Totem-silent at the edge of his first grave in years, he stared down at the deep cherry wood, barely visible. Hunching his shoulders against the slap of infrequent rain drops, his eyes traced the brass handles freed from the dust by the streaks of softly falling water. The moisture could not revive the wilted roses that had been cast upon the coffin in tears and heartache, nor could it wash away the accusations and fights that followed the service. The rain was not time, and Hernández knew this.

A zephyr whipped through, spinning a shower of rocky sand to click and knock against the wood below. The air’s desperate moan upset loose petals as the flowers slid from suddenly quaking wood.

Click. Releasing tumblers cracking in response.

Click. Click. Click.

Hernández sang softly to himself, unmoving, unsurprised. “Ring around the rosy…”

Hinges screamed in protest, fighting against opening, fighting against release.

“Pocketful of Posey…”

Blinking and wincing at the faint shine of the lamp, pale features emerged.

“Ashes to ashes…”

The figure gasped twice, coughing on an inhale of dust and rain.

“We all fall down.”

Awkwardly clamoring to his feet, the young man balanced for a moment on the uneven support of satin and pillow to stretch, joints-cracking, into the night. It took a second to recover from three days of pretending, of voided senses. “Thanks for not letting them cut me up.”

Wrinkles deepening around eyes and mouth, Hernández smiled as he lowered a helping hand. “It was nothing, mijo.”

“Nothing?” The young man ignored the offered palm, levering himself over the edge in a graceless fashion. “Did you get a new attitude to go with that new face and voice?”

Hernández laughed, deep tones altering and changing until they no longer fit the features from which they emerged. “Letting them cut you open would have been more trouble that it was worth, Kid. You’d be a bit hard to explain.”

“That’s ‘cause I’m unique,” the teen joked, his grin collapsing as he caught sight of the cross. “Jesus…that’s…”

He breathed hard for a second, jaw clenching. “Didn’t think it would be so hard to see that,” he murmured lamely. “Wish it didn’t have to end this way.”

“You were getting too close to the subjects, kid.” Hernández waved a hand, the coffin lid abruptly slamming shut. “I remember the first time I had to do this. Althur, the asshole, let me actually be buried. Bastard didn’t dig me out for a week.”

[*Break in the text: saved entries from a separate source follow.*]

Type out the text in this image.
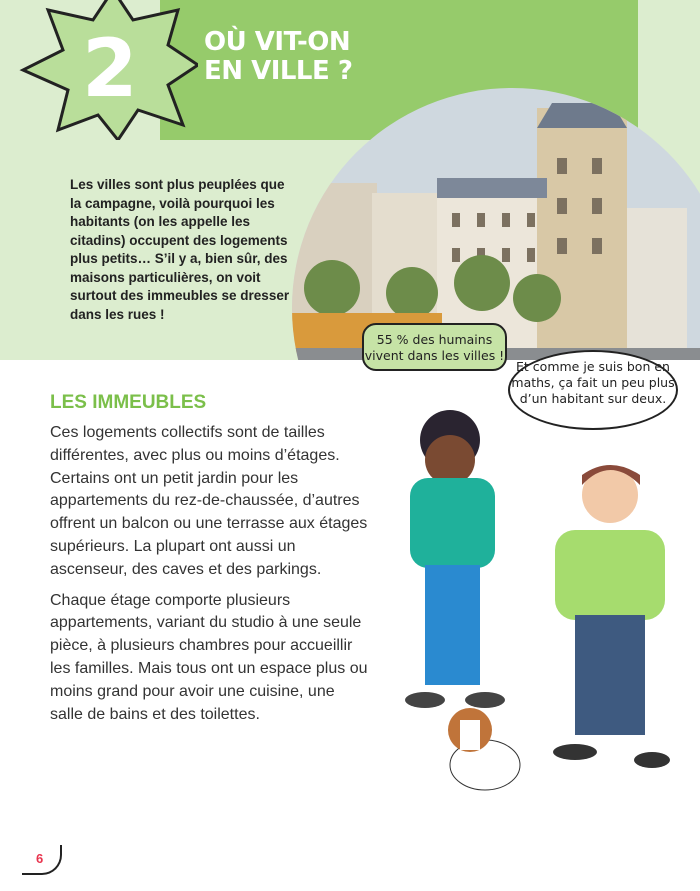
2	OÙ VIT-ON
EN VILLE ?
Les villes sont plus peuplées que la campagne, voilà pourquoi les habitants (on les appelle les citadins) occupent des logements plus petits… S’il y a, bien sûr, des maisons particulières, on voit surtout des immeubles se dresser dans les rues !
55 % des humains vivent dans les villes !
Et comme je suis bon en maths, ça fait un peu plus d’un habitant sur deux.
LES IMMEUBLES

Ces logements collectifs sont de tailles différentes, avec plus ou moins d’étages. Certains ont un petit jardin pour les appartements du rez-de-chaussée, d’autres offrent un balcon ou une terrasse aux étages supérieurs. La plupart ont aussi un ascenseur, des caves et des parkings.

Chaque étage comporte plusieurs appartements, variant du studio à une seule pièce, à plusieurs chambres pour accueillir les familles. Mais tous ont un espace plus ou moins grand pour avoir une cuisine, une salle de bains et des toilettes.

6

“Seriously? That’s fucked up!”

The older man rolled his eyes at the understatement. “Althur was fucked up…as you have already had the opportunity to discover. Guess that explains my complete lack of guilt about never telling him that the reserves finally arrived.”

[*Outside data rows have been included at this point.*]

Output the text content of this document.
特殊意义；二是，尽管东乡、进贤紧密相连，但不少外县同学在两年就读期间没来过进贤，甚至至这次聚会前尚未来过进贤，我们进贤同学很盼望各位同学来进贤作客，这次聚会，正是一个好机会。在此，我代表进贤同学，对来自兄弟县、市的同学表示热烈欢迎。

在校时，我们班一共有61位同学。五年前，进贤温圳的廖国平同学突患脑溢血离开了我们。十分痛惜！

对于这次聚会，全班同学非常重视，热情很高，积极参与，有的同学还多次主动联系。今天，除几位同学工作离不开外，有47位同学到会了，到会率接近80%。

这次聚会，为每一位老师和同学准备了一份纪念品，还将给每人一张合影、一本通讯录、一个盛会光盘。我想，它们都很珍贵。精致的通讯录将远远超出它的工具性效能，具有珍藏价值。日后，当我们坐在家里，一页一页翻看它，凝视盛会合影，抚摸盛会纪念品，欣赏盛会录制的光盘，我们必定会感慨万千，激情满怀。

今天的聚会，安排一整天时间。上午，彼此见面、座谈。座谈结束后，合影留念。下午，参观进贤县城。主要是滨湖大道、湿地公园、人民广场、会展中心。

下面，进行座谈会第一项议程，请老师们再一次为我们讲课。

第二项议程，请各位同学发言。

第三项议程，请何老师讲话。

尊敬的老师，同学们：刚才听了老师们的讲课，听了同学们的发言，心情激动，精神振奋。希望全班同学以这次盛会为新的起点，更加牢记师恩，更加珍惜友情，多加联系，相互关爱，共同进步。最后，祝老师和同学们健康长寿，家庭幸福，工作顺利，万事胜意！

“Good thing,” the lanky boy murmured, brushing at the streaks of dust marking his jacket. It was an impossible task, cleaning up, the dirt on his hands just creating more of a mess, but he needed time to think, collect. “So what happens now?”

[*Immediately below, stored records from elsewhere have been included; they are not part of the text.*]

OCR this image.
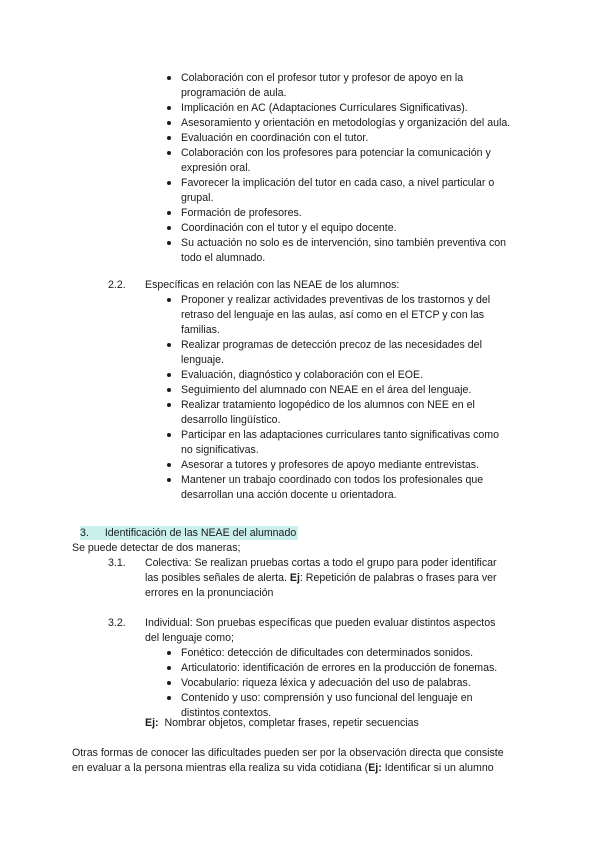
Colaboración con el profesor tutor y profesor de apoyo en la
programación de aula.
Implicación en AC (Adaptaciones Curriculares Significativas).
Asesoramiento y orientación en metodologías y organización del aula.
Evaluación en coordinación con el tutor.
Colaboración con los profesores para potenciar la comunicación y
expresión oral.
Favorecer la implicación del tutor en cada caso, a nivel particular o
grupal.
Formación de profesores.
Coordinación con el tutor y el equipo docente.
Su actuación no solo es de intervención, sino también preventiva con
todo el alumnado.
2.2. Específicas en relación con las NEAE de los alumnos:
Proponer y realizar actividades preventivas de los trastornos y del
retraso del lenguaje en las aulas, así como en el ETCP y con las
familias.
Realizar programas de detección precoz de las necesidades del
lenguaje.
Evaluación, diagnóstico y colaboración con el EOE.
Seguimiento del alumnado con NEAE en el área del lenguaje.
Realizar tratamiento logopédico de los alumnos con NEE en el
desarrollo lingüístico.
Participar en las adaptaciones curriculares tanto significativas como
no significativas.
Asesorar a tutores y profesores de apoyo mediante entrevistas.
Mantener un trabajo coordinado con todos los profesionales que
desarrollan una acción docente u orientadora.
3. Identificación de las NEAE del alumnado
Se puede detectar de dos maneras;
3.1. Colectiva: Se realizan pruebas cortas a todo el grupo para poder identificar
las posibles señales de alerta. Ej: Repetición de palabras o frases para ver
errores en la pronunciación
3.2. Individual: Son pruebas específicas que pueden evaluar distintos aspectos
del lenguaje como;
Fonético: detección de dificultades con determinados sonidos.
Articulatorio: identificación de errores en la producción de fonemas.
Vocabulario: riqueza léxica y adecuación del uso de palabras.
Contenido y uso: comprensión y uso funcional del lenguaje en
distintos contextos.
Ej: Nombrar objetos, completar frases, repetir secuencias
Otras formas de conocer las dificultades pueden ser por la observación directa que consiste
en evaluar a la persona mientras ella realiza su vida cotidiana (Ej: Identificar si un alumno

“You go back to watching, and hopefully avoid being the lab rat in a mindwarping experiment this time, and I go back to Hollywood to play puppet master.” A rough palm clapped hard against a thin back, manner meant to be jovial. The ‘reserve’ was not amused.

“And who am I going to be this time? I need to keep an eye on the situation, on my girls.”

Snorting, Hernández transformed, stooped Latino to bald Caucasian. “Getting too close to the subjects, kid. Always getting too close.”

Retaining his original form, the young man waited. Sooner or later a role would be given, a new face assigned. To observe them was his job, the reason he had been sent to this planet. Getting close was the best way to go about it, and the man in front of him knew it. Eyes meeting, he could feel the weight of the other man’s knowledge moving through his brain.

Searching.

Tunneling.

Passing a hand over his now hairless crown, the older man sighed. What else could he do? “Well Kid, how do you feel about being a lawyer?”